そのミサンガによる契約の内容は『契約の内容を誰にも話してはいけない』というもの。つまり…契約に従ってキッズさんの命を狙ったという事実も彼女に知らせる事が出来ないのだ。最早ミサンガによる弊害は無いと思っていたばかりに、誤算だった。
そのせいで…じゃらもんちゃんは不信感を抱いてしまった。信じていた人を自身に暴力を振るう父と重ねてしまった。そのせいで彼女は…
「わたしはもうなにもしんじられない。だから…みんなのいのちをすいとって、たくさんたくさんたーくさんゆめつれそうをさかせる。そしたらだれもきずつかない、やさしいせかいになるの」
「違う…!そんなの…!」
否定しようと声を張り上げるが、彼女はその長い背中を曲げて私に顔を近付けた。その顔は恐ろしく無表情で、瞳の奥に見えるドス黒い殺意が私に向けられている。
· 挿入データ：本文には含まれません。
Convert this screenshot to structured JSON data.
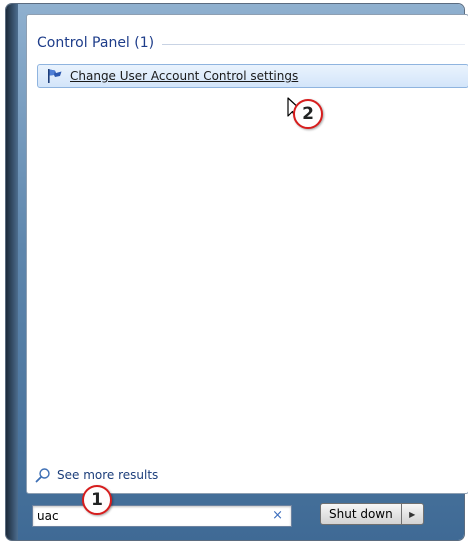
{
  "results": {
    "section_title": "Control Panel (1)",
    "items": [
      {
        "label": "Change User Account Control settings",
        "icon": "uac-flag-icon"
      }
    ],
    "see_more_label": "See more results"
  },
  "search": {
    "value": "uac",
    "clear_glyph": "×"
  },
  "shutdown": {
    "label": "Shut down",
    "arrow_glyph": "▶"
  },
  "callouts": [
    "1",
    "2"
  ],
  "colors": {
    "accent": "#1e3d8a",
    "callout_ring": "#d71d1d",
    "highlight_border": "#8fb4df"
  }
}
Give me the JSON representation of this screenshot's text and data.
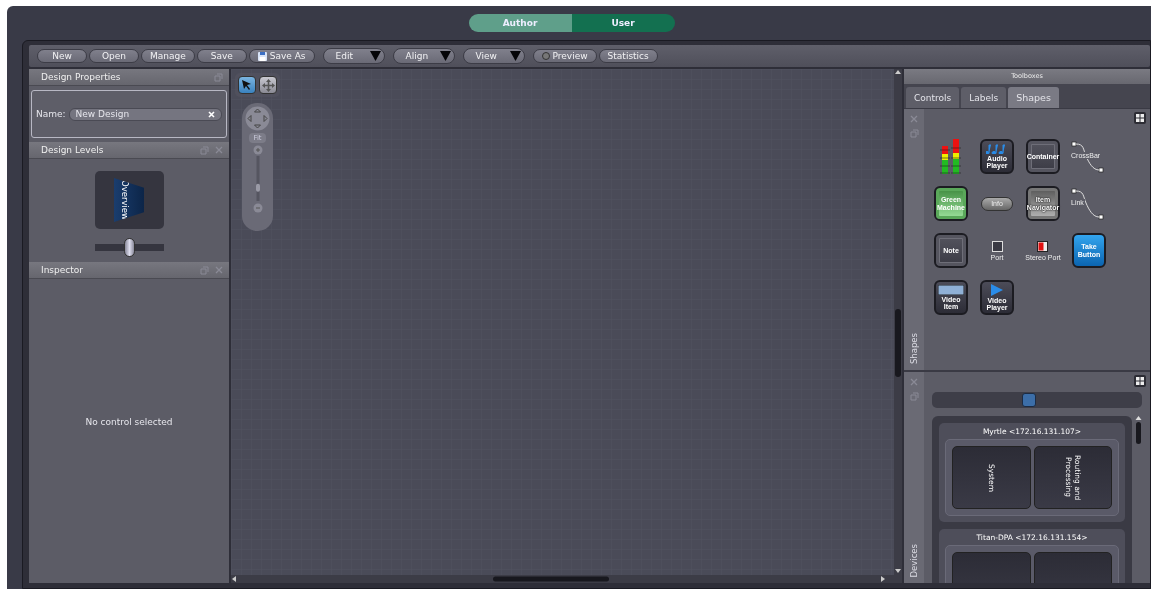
{
  "mode_switch": [
    {
      "label": "Author",
      "selected": true
    },
    {
      "label": "User",
      "selected": false
    }
  ],
  "toolbar": [
    {
      "kind": "button",
      "label": "New"
    },
    {
      "kind": "button",
      "label": "Open"
    },
    {
      "kind": "button",
      "label": "Manage"
    },
    {
      "kind": "button",
      "label": "Save"
    },
    {
      "kind": "save",
      "label": "Save As"
    },
    {
      "kind": "menu",
      "label": "Edit"
    },
    {
      "kind": "menu",
      "label": "Align"
    },
    {
      "kind": "menu",
      "label": "View"
    },
    {
      "kind": "radio",
      "label": "Preview"
    },
    {
      "kind": "button",
      "label": "Statistics"
    }
  ],
  "design_properties": {
    "title": "Design Properties",
    "name_label": "Name:",
    "name_value": "New Design"
  },
  "design_levels": {
    "title": "Design Levels",
    "level_label": "Overview",
    "slider": {
      "level": 0.5
    }
  },
  "inspector": {
    "title": "Inspector",
    "empty_message": "No control selected"
  },
  "canvas": {
    "tools": [
      {
        "kind": "select",
        "selected": true
      },
      {
        "kind": "pan",
        "selected": false
      }
    ],
    "fit_label": "Fit",
    "zoom": {
      "level": 0.25
    }
  },
  "toolboxes": {
    "title": "Toolboxes",
    "side_label": "Shapes",
    "tabs": [
      {
        "label": "Controls",
        "selected": false
      },
      {
        "label": "Labels",
        "selected": false
      },
      {
        "label": "Shapes",
        "selected": true
      }
    ],
    "items": [
      {
        "kind": "meter"
      },
      {
        "kind": "audio-tile",
        "label": "Audio Player"
      },
      {
        "kind": "container-tile",
        "label": "Container"
      },
      {
        "kind": "connector",
        "label": "CrossBar"
      },
      {
        "kind": "green-tile",
        "label": "Green Machine"
      },
      {
        "kind": "pill",
        "label": "Info"
      },
      {
        "kind": "navigator-tile",
        "label": "Item Navigator"
      },
      {
        "kind": "connector",
        "label": "Link"
      },
      {
        "kind": "note-tile",
        "label": "Note"
      },
      {
        "kind": "port",
        "label": "Port"
      },
      {
        "kind": "stereo",
        "label": "Stereo Port"
      },
      {
        "kind": "take-tile",
        "label": "Take Button"
      },
      {
        "kind": "video-tile",
        "label": "Video Item"
      },
      {
        "kind": "player-tile",
        "label": "Video Player"
      }
    ]
  },
  "devices": {
    "side_label": "Devices",
    "slider": {
      "level": 0.46
    },
    "devices": [
      {
        "name": "Myrtle <172.16.131.107>",
        "blocks": [
          {
            "kind": "block",
            "label": "System"
          },
          {
            "kind": "block",
            "label": "Routing and Processing"
          }
        ]
      },
      {
        "name": "Titan-DPA <172.16.131.154>",
        "blocks": [
          {
            "kind": "block"
          },
          {
            "kind": "block"
          }
        ]
      }
    ]
  }
}
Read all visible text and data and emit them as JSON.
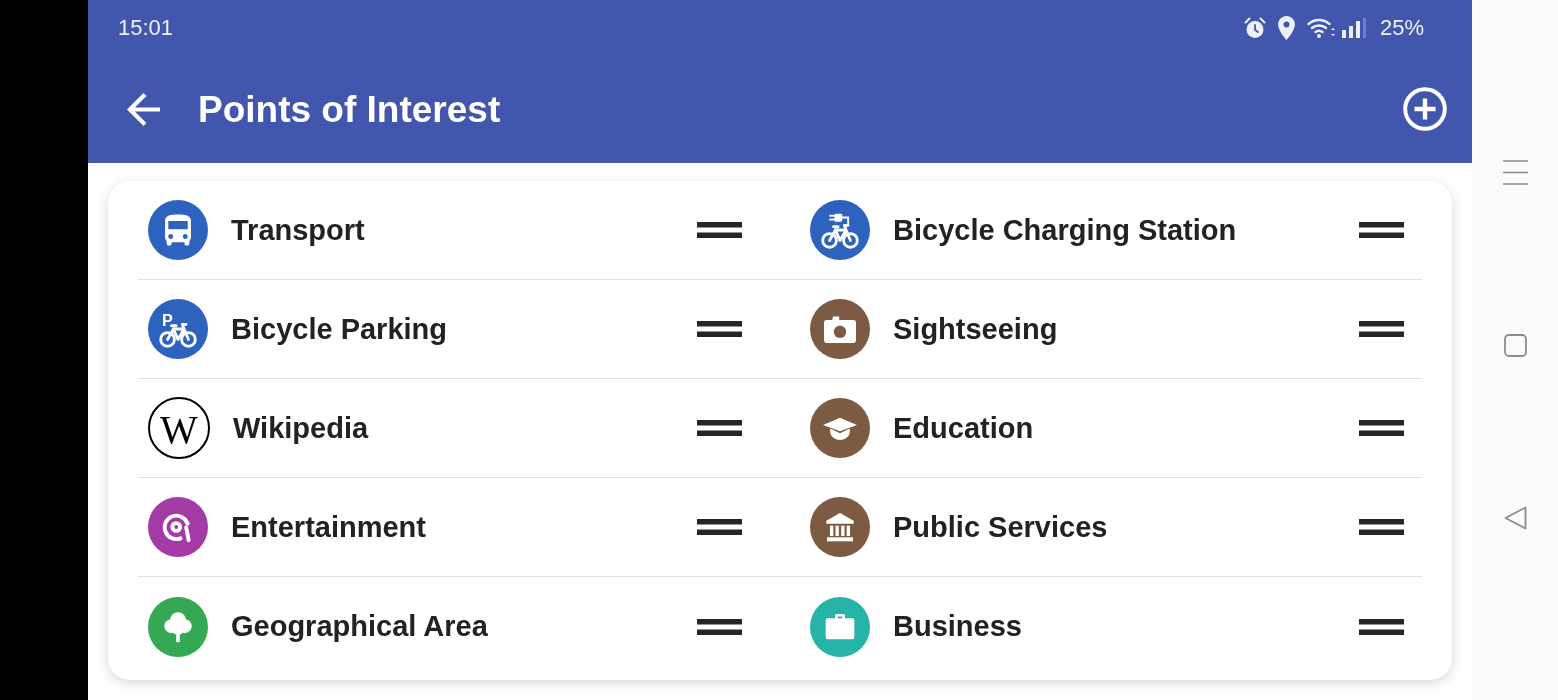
{
  "status_bar": {
    "time": "15:01",
    "battery": "25%"
  },
  "toolbar": {
    "title": "Points of Interest"
  },
  "items": [
    {
      "label": "Transport",
      "color": "#2d62bf"
    },
    {
      "label": "Bicycle Charging Station",
      "color": "#2d62bf"
    },
    {
      "label": "Bicycle Parking",
      "color": "#2d62bf",
      "icon_letter": "P"
    },
    {
      "label": "Sightseeing",
      "color": "#7c5b42"
    },
    {
      "label": "Wikipedia",
      "color": "#ffffff",
      "icon_letter": "W"
    },
    {
      "label": "Education",
      "color": "#7c5b42"
    },
    {
      "label": "Entertainment",
      "color": "#a43aa6"
    },
    {
      "label": "Public Services",
      "color": "#7c5b42"
    },
    {
      "label": "Geographical Area",
      "color": "#34a853"
    },
    {
      "label": "Business",
      "color": "#26b3a8"
    }
  ]
}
「うらぎったのはきゃろだよ。わたしはきゃろをしんじない」
「じゃらもん…ちゃん…」
「みんなみんなわたしのことをおかしいっていうなら…」
彼女はニィと口角を上げた。
「みんなみんなユメツレソウのお陰で死ぬ事のない世界で、ユメツレソウの毒でおかしくなっちゃえばいいんだ」
99話の『最終兵器始動』にて、キッズさん側の最終兵器であるアセツさんが初登場しました。そして…決して解き放ってはいけなかった、世界を終わりに導く最終兵器であるじゃらもんの初登場もこの回でした。